Standard therapy includes treatment of the underlying ischemic stimulus, typically with PRP combined with medical and surgical management of the elevated intraocular pressure. Topical steroids are used to decrease associated inflammation; cycloplegics may be useful to decrease ciliary pain and prevent posterior synechiae. Since perfusion pressure (mean blood pressure minus IOP) in the various ocular vascular beds is diminished, lowering IOP as much as possible is crucial to improve the blood flow and reduce the risk of retinal and optic nerve head ischemic visual loss. In addition, it is important to avoid any drop in systemic blood pressure, particularly nocturnal arterial hypotension, to prevent visual loss.(9,10) For this reason, the use of topical â-blocker eye drops to lower IOP is contraindicated in these eyes because they may produce significant nocturnal arterial hypotension, which can be visually deleterious.(11)

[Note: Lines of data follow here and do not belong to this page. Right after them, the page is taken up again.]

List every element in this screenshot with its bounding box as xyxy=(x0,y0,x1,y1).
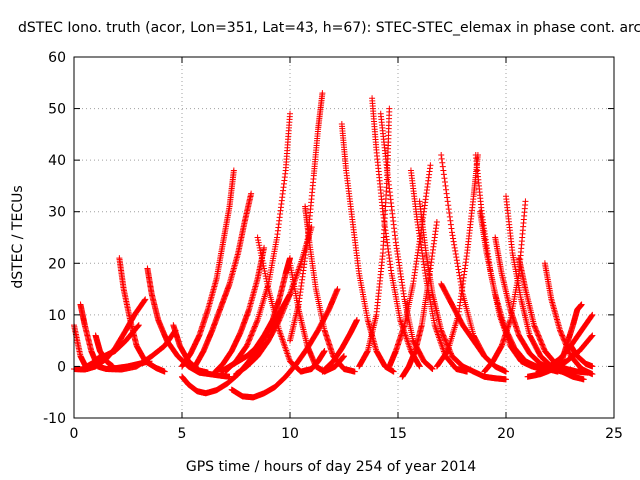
data-point xyxy=(438,151,445,158)
data-point xyxy=(441,179,448,186)
arc-series xyxy=(369,95,423,370)
data-point xyxy=(440,167,447,174)
data-point xyxy=(287,110,293,117)
data-point xyxy=(447,221,454,228)
data-point xyxy=(455,266,462,273)
data-point xyxy=(522,198,529,205)
data-point xyxy=(444,194,451,201)
arc-series xyxy=(92,332,116,370)
data-point xyxy=(141,297,148,304)
data-point xyxy=(450,235,457,242)
data-point xyxy=(451,241,458,248)
arc-series xyxy=(191,190,255,370)
data-point xyxy=(449,229,455,236)
arc-series xyxy=(83,322,142,370)
data-point xyxy=(454,260,461,267)
data-point xyxy=(442,182,449,189)
data-point xyxy=(446,210,453,217)
data-point xyxy=(427,162,434,169)
data-point xyxy=(433,219,440,226)
arc-series xyxy=(254,234,328,375)
data-point xyxy=(448,225,455,232)
data-point xyxy=(452,247,459,254)
data-point xyxy=(443,186,450,193)
data-point xyxy=(450,238,457,245)
data-point xyxy=(386,105,393,112)
data-point xyxy=(453,257,460,264)
data-point xyxy=(447,217,454,224)
data-point xyxy=(453,254,460,261)
data-point xyxy=(439,163,446,170)
data-point xyxy=(454,263,461,270)
data-point xyxy=(135,322,142,329)
data-point xyxy=(438,155,445,162)
data-point xyxy=(441,175,448,182)
data-point xyxy=(443,190,450,197)
data-point xyxy=(248,190,255,197)
data-point xyxy=(451,244,458,251)
data-point xyxy=(452,251,459,258)
data-point xyxy=(446,213,453,220)
data-point xyxy=(440,171,447,178)
data-point xyxy=(142,296,149,303)
data-point xyxy=(135,322,142,329)
data-points xyxy=(71,90,596,401)
data-point xyxy=(445,202,452,209)
data-point xyxy=(439,159,446,166)
data-point xyxy=(444,198,451,205)
data-point xyxy=(449,232,456,239)
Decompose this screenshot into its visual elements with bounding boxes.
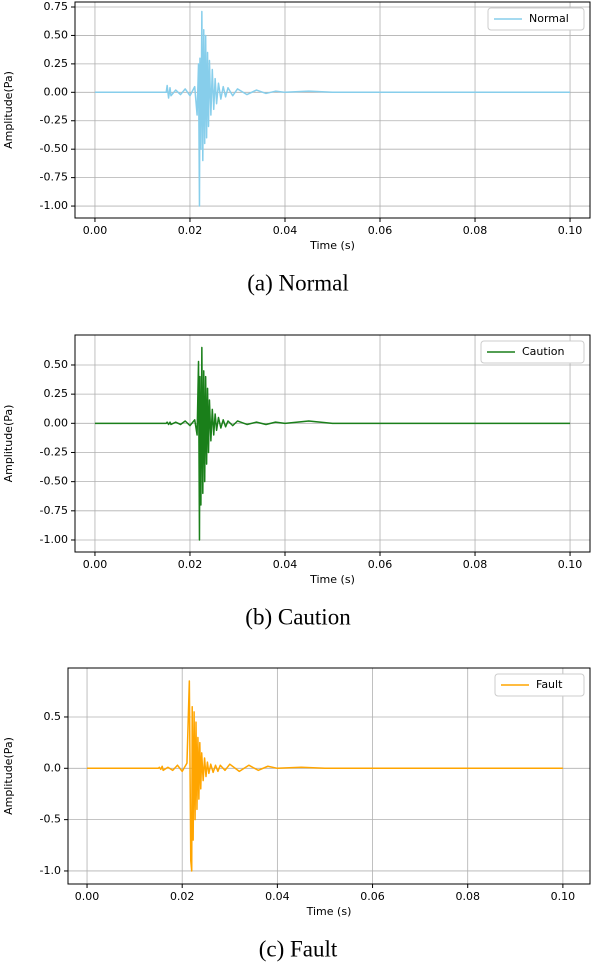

VEGF levels have been shown to be elevated in the vitreous in many pathological conditions that lead to neovascular glaucoma, as well as in the aqueous of patients with active neovascular glaucoma.(12) Anti-VEGF drugs offer the possibility of rapid regression of anterior segment neovascularization in an effort to avoid complete angle closure. There have been several reports of rapid regression of rubeosis following intravitreal bevacizumab in neovascular glaucoma.(13,14,15) However, this is not without potential local and systemic side effects. To date, there is no comprehensive study providing definitive information for long-term control of ocular neovascularization and neovascular glaucoma, and the complications of anti-VEGF therapy. In practice, PRP is still used as standard first line therapy and can be supplemented with intravitreal bevacizumab as a temporizing measure to prevent complete angle closure while awaiting the effect of PRP.

OIS has a poor visual prognosis and is often difficult and frustrating to treat. The ophthalmologist’s diagnosis may be crucial to the health of these patients as OIS may be the presenting sign of serious cerebrovascular and ischemic heart disease. Further studies are required to document role of CEA and anti-VEGF therapy in OIS.